From this dismal figure, Nigerian telcos still reportedly lost 1.2 million more subscribers this February. This translates to the fact that not everybody has internet and can WhatsApp, so it is not hard to imagine how else they chat without the internet — text messaging.
Feature phones Vs Smartphone
Majority of the population use feature phones or “dumbphones” as they are sometimes called. Smartphones are still out of the reach of the common man, and WhatsApp has dropped support for most of these feature phones.
Prices of smartphones are at an all time high and currently ₦15,000 cannot get a decent smartphone because of the exchange rate.

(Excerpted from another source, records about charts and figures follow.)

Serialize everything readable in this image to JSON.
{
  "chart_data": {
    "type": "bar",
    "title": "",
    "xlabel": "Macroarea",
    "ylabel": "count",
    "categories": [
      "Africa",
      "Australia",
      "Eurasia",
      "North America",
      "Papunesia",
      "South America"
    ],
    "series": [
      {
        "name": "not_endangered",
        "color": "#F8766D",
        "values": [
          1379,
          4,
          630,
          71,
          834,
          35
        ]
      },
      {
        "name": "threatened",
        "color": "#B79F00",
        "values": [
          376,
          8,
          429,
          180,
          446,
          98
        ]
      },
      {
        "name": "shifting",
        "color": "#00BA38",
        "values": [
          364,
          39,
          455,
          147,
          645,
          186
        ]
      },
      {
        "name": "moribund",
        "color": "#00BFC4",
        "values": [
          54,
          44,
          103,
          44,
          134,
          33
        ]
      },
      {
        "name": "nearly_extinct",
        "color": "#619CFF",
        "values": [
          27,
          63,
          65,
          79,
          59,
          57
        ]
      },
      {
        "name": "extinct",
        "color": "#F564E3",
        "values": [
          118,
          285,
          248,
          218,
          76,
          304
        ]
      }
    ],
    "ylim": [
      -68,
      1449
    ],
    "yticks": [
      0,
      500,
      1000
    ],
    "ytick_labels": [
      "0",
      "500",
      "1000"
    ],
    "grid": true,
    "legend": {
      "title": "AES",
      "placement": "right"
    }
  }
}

This is somehow tied to why USSD codes for banks are at an all time high. Regardless of the fact that every bank now has a functional app, they still go ahead to advertise codes for ordinary phones to reach the unbanked.
Sim Shagaya entrepreneur and founder of Konga recently conducted a Twitter poll that basically asked if WhatsApp had completely phased out SMS as the choice messaging platform for users.
WhatsApp has replaced SMS for you
— Sim Shagaya (@SimShagaya) March 17, 2017
From the 124 final respondents, 56% said partially, 35% said completely and another 9% disagreed. Even though the sample population for this particular survey was very slim (and may not even be all Nigerian), the numbers are still representative of the Nigerian situation, until mobile internet is cheaper and internet penetration rises higher than its current level, SMS is still king.